The entertainment industry moves quickly. In just the last decade, it has seen the rise of new multi-billion dollar properties such as the "Iron Man" films, the reemergence of both the "Star Trek" and "Star Wars" franchises on the silver screen and a broad shift in how video, audio, books and games are consumed. High-speed Internet connections in tandem with devices such as smartphones and set top streaming boxes have made entertainment consumption into an increasingly on-demand activity:
- A 2015 survey of traditional pay TV subscribers by Digitalsmiths discovered that more than 8 percent of them had discontinued their services in 2014, an increase of 1.3 percent from the previous year.
- Meanwhile, through July 2015, Netflix had more than 65 million subscribers and was aiming to expand its presence into 200 total countries by 2016, according to a Trefis Team-contributed article in Forbes.
- With the launch of the new Apple TV in the fall of 2015, the app-ification of TV appears set to accelerate, meaning that the familiar grid of cable channels may give way to rows of app icons that represent different services for watching TV and film.
In response to these changes, firms throughout the entertainment industry have shaken up their own organizational structures and business models. These fresh approaches may involve working with affiliates in cities all over the country, or setting up shop in new field offices outside of the long-time home base of entertainment in Los Angeles. Such a geographically distributed approach to everyday operations can help companies keep their fingers on the pulse of an evolving industry and also move more quickly in rolling out new products and services.
"Spreadsheets and older programs don't deliver the speed and scalability that entertainment firms need."
This is what Regent Entertainment did a few years ago, as it ramped up its digital television network from its then-recently opened New York City office. But the shift to a new way of doing things often requires not just a change in location but also an overhaul of business tools, most notably financial software. Success in today's entertainment industry requires speed as well as scalability, two traits that spreadsheets and applications such as QuickBooks cannot easily provide.
What the entertainment industry loses by sticking with legacy financial tools
Company growth, along with the dispersion of its key accounting and reporting responsibilities across teams, quickly puts pressure on old-fashioned manual processes. The repetitive data entry, siloed information sources and poor visibility that come from working with Excel and/or QuickBooks, while less than ideal, can maybe pass muster if you only have a single office and very simple finances. However, it can be difficult to scale them to larger operations.
Shortcomings in the traditional approach to entertainment accounting include:
- Lack of a unified view of all data from affiliates and partners.
- Limited collaboration opportunities for users on the Web and different types of devices.
- Absence of real-time metrics about how the business is doing financially.
- Relatively high error rates due to manual data duplication and emailing.
- No granular permission controls to easily share critical info with auditors and board members.
Some of these issues aren't exclusive to the entertainment realm, but the industry's particular practices can amplify their impact. For example, incorrect and/or opaque accounting can greatly affect the level of royalties paid out for a project. The large budgets of many films and TV shows also mean that companies need to avoid the incidental costs and delays of inefficient financial processes, in order to end up in the black rather than the red.
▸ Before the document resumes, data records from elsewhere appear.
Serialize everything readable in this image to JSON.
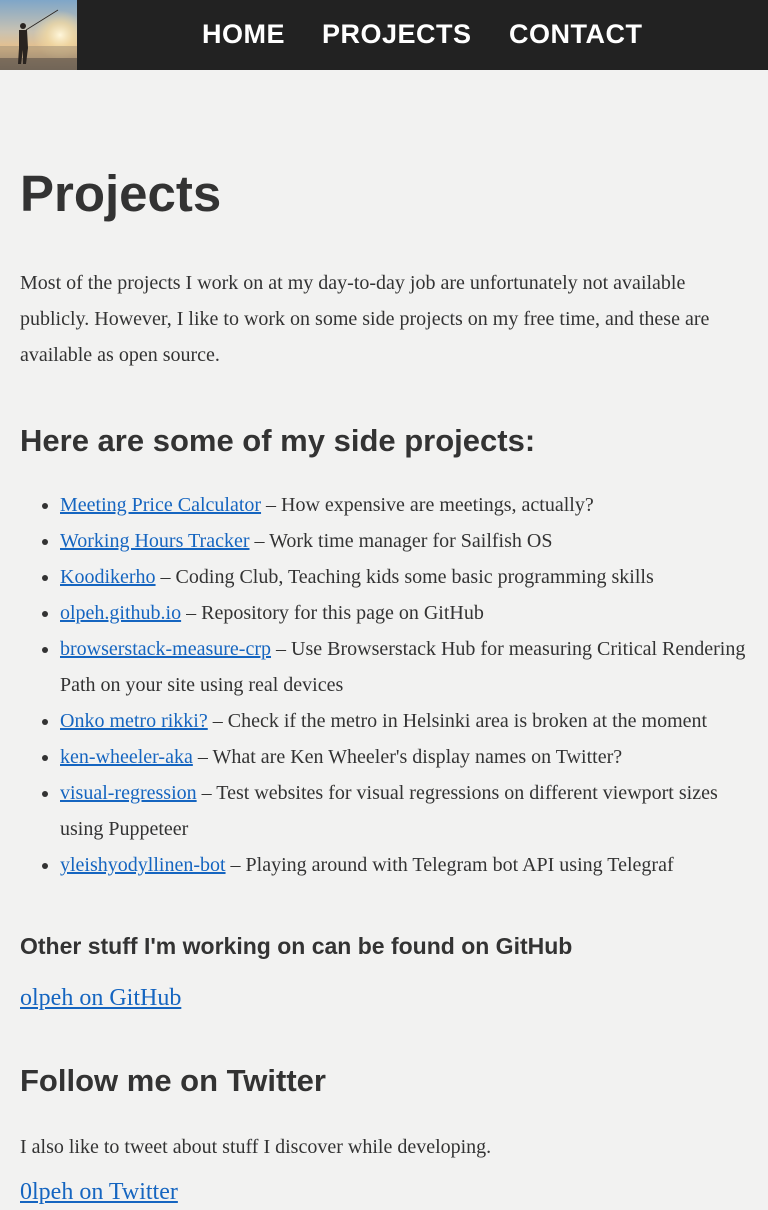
{
  "colors": {
    "header_bg": "#222222",
    "page_bg": "#f2f2f1",
    "text": "#333333",
    "link": "#1565c0"
  },
  "nav": {
    "items": [
      {
        "label": "HOME"
      },
      {
        "label": "PROJECTS"
      },
      {
        "label": "CONTACT"
      }
    ]
  },
  "logo": {
    "icon": "fisherman-sunset-icon"
  },
  "main": {
    "title": "Projects",
    "intro": "Most of the projects I work on at my day-to-day job are unfortunately not available publicly. However, I like to work on some side projects on my free time, and these are available as open source.",
    "side_projects_heading": "Here are some of my side projects:",
    "projects": [
      {
        "name": "Meeting Price Calculator",
        "description": " – How expensive are meetings, actually?"
      },
      {
        "name": "Working Hours Tracker",
        "description": " – Work time manager for Sailfish OS"
      },
      {
        "name": "Koodikerho",
        "description": " – Coding Club, Teaching kids some basic programming skills"
      },
      {
        "name": "olpeh.github.io",
        "description": " – Repository for this page on GitHub"
      },
      {
        "name": "browserstack-measure-crp",
        "description": " – Use Browserstack Hub for measuring Critical Rendering Path on your site using real devices"
      },
      {
        "name": "Onko metro rikki?",
        "description": " – Check if the metro in Helsinki area is broken at the moment"
      },
      {
        "name": "ken-wheeler-aka",
        "description": " – What are Ken Wheeler's display names on Twitter?"
      },
      {
        "name": "visual-regression",
        "description": " – Test websites for visual regressions on different viewport sizes using Puppeteer"
      },
      {
        "name": "yleishyodyllinen-bot",
        "description": " – Playing around with Telegram bot API using Telegraf"
      }
    ],
    "github_heading": "Other stuff I'm working on can be found on GitHub",
    "github_link": "olpeh on GitHub",
    "twitter_heading": "Follow me on Twitter",
    "twitter_text": "I also like to tweet about stuff I discover while developing.",
    "twitter_link": "0lpeh on Twitter"
  }
}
Why switching to cloud software is the right decision for entertainment firms
Cloud accounting software is not as widely used or as familiar in entertainment as spreadsheets or other desktop tools. All the same, its distinctive technology can provide unique advantages to companies throughout the industry.
Let's start with its basis in redundant IT infrastructure (e.g., servers managed by the cloud service provider) and reliable Internet connectivity. As a result, entertainment organizations can avoid the technical hassles of having to wrangle with complex software licensing schemes and security updates, as well as forego time-consuming infrastructure maintenance.
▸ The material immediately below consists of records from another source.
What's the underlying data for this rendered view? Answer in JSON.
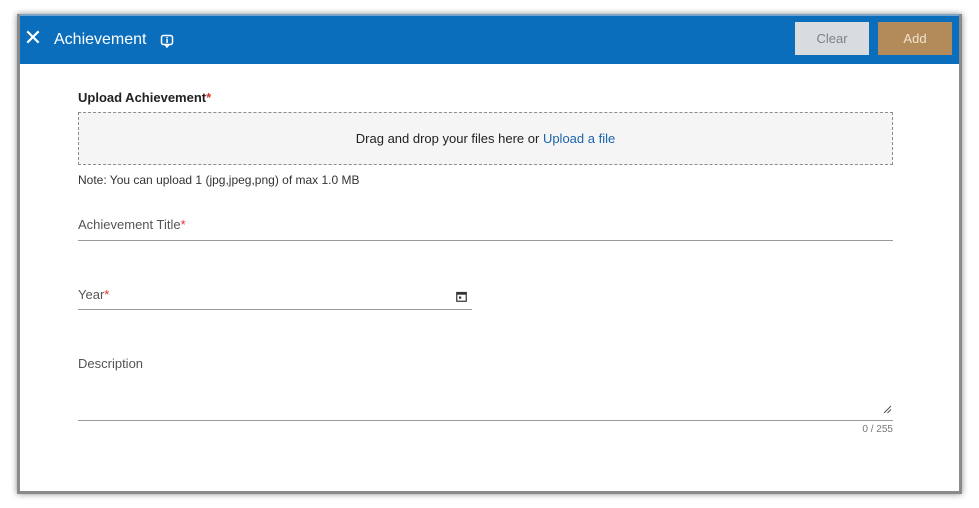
{
  "header": {
    "title": "Achievement",
    "close_icon": "close-icon",
    "info_icon": "info-icon",
    "clear_label": "Clear",
    "add_label": "Add",
    "bg_color": "#0a6ebd"
  },
  "upload": {
    "label": "Upload Achievement",
    "required_mark": "*",
    "drop_text": "Drag and drop your files here or ",
    "link_text": "Upload a file",
    "note": "Note: You can upload 1 (jpg,jpeg,png) of max 1.0 MB"
  },
  "fields": {
    "title_label": "Achievement Title",
    "title_required": "*",
    "year_label": "Year",
    "year_required": "*",
    "year_icon": "calendar-icon",
    "description_label": "Description",
    "description_counter": "0 / 255",
    "resize_icon": "resize-handle-icon"
  },
  "colors": {
    "accent": "#0a6ebd",
    "add_button": "#b38b5b",
    "clear_button": "#d9dcdf",
    "required": "#d9342b",
    "link": "#1b64a8"
  }
}
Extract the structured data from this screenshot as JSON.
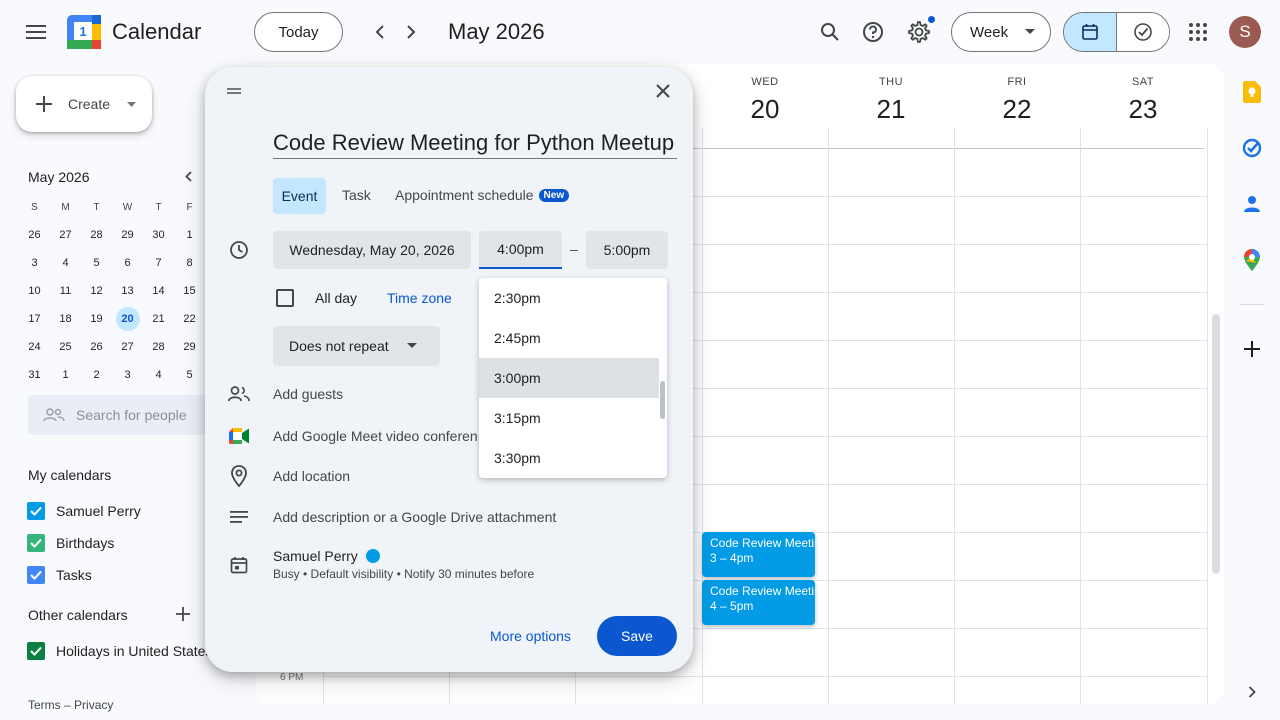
{
  "header": {
    "app_title": "Calendar",
    "logo_day": "1",
    "today_label": "Today",
    "month_title": "May 2026",
    "view_label": "Week",
    "avatar_initial": "S",
    "settings_badge_color": "#0b57d0"
  },
  "sidebar": {
    "create_label": "Create",
    "mini_month": "May 2026",
    "weekdays": [
      "S",
      "M",
      "T",
      "W",
      "T",
      "F"
    ],
    "weeks": [
      [
        "26",
        "27",
        "28",
        "29",
        "30",
        "1"
      ],
      [
        "3",
        "4",
        "5",
        "6",
        "7",
        "8"
      ],
      [
        "10",
        "11",
        "12",
        "13",
        "14",
        "15"
      ],
      [
        "17",
        "18",
        "19",
        "20",
        "21",
        "22"
      ],
      [
        "24",
        "25",
        "26",
        "27",
        "28",
        "29"
      ],
      [
        "31",
        "1",
        "2",
        "3",
        "4",
        "5"
      ]
    ],
    "selected_day": "20",
    "search_people_placeholder": "Search for people",
    "my_calendars_title": "My calendars",
    "my_calendars": [
      {
        "label": "Samuel Perry",
        "color": "#039be5"
      },
      {
        "label": "Birthdays",
        "color": "#33b679"
      },
      {
        "label": "Tasks",
        "color": "#4285f4"
      }
    ],
    "other_calendars_title": "Other calendars",
    "other_calendars": [
      {
        "label": "Holidays in United States",
        "color": "#0b8043"
      }
    ],
    "footer_terms": "Terms",
    "footer_sep": "–",
    "footer_privacy": "Privacy"
  },
  "grid": {
    "days": [
      {
        "name": "WED",
        "date": "20"
      },
      {
        "name": "THU",
        "date": "21"
      },
      {
        "name": "FRI",
        "date": "22"
      },
      {
        "name": "SAT",
        "date": "23"
      }
    ],
    "time_label_6pm": "6 PM",
    "events": [
      {
        "title": "Code Review Meeting for Python Meetup",
        "time": "3 – 4pm"
      },
      {
        "title": "Code Review Meeting for Python Meetup",
        "time": "4 – 5pm"
      }
    ]
  },
  "dialog": {
    "title_value": "Code Review Meeting for Python Meetup",
    "tabs": {
      "event": "Event",
      "task": "Task",
      "appointment": "Appointment schedule",
      "new_badge": "New"
    },
    "date_label": "Wednesday, May 20, 2026",
    "start_time": "4:00pm",
    "dash": "–",
    "end_time": "5:00pm",
    "all_day_label": "All day",
    "time_zone_label": "Time zone",
    "repeat_label": "Does not repeat",
    "add_guests": "Add guests",
    "add_meet": "Add Google Meet video conferencing",
    "add_location": "Add location",
    "add_description": "Add description or a Google Drive attachment",
    "owner_name": "Samuel Perry",
    "owner_color": "#039be5",
    "owner_details": "Busy • Default visibility • Notify 30 minutes before",
    "more_options": "More options",
    "save": "Save",
    "time_options": [
      "2:30pm",
      "2:45pm",
      "3:00pm",
      "3:15pm",
      "3:30pm"
    ],
    "highlighted_option": "3:00pm"
  }
}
Accounting software underpins the entire entertainment industry.
The rock-solid technical foundation of cloud budgeting and accounting software makes it a superior solution for handling the finances of today's entertainment firms. Real-time visibility into financial data, precise permission controls, automated processes and a comprehensive view of data across all offices: All of these features are built right into an application such as Intacct, which helped Regent Entertainment make the move to sustainable, scalable accounting.
"Intacct gives us an advantage by streamlining business processes, providing up-to-the-minute business intelligence and minimizing operational deficiencies across all our businesses," explained Stephen Jarchow, President at Regent Entertainment.
In everyday practice, the switch to a cloud-based solution helped Regent's stakeholders collaborate across the Web and take on project responsibilities without the risks of error that come with manual processes and older tools. Its finance department became an asset rather than a liability for the organization as a whole.
Cloud software provides a broad range of benefits, beyond even what Regent experienced in its deployment. Other features such as straightforward integration with popular applications such as Salesforce, an intuitive user interface and easy access from any device (i.e., PC, phone or tablet) make it an increasingly smart, economical choice for entertainment companies looking to move from on-premises IT and outdated applications.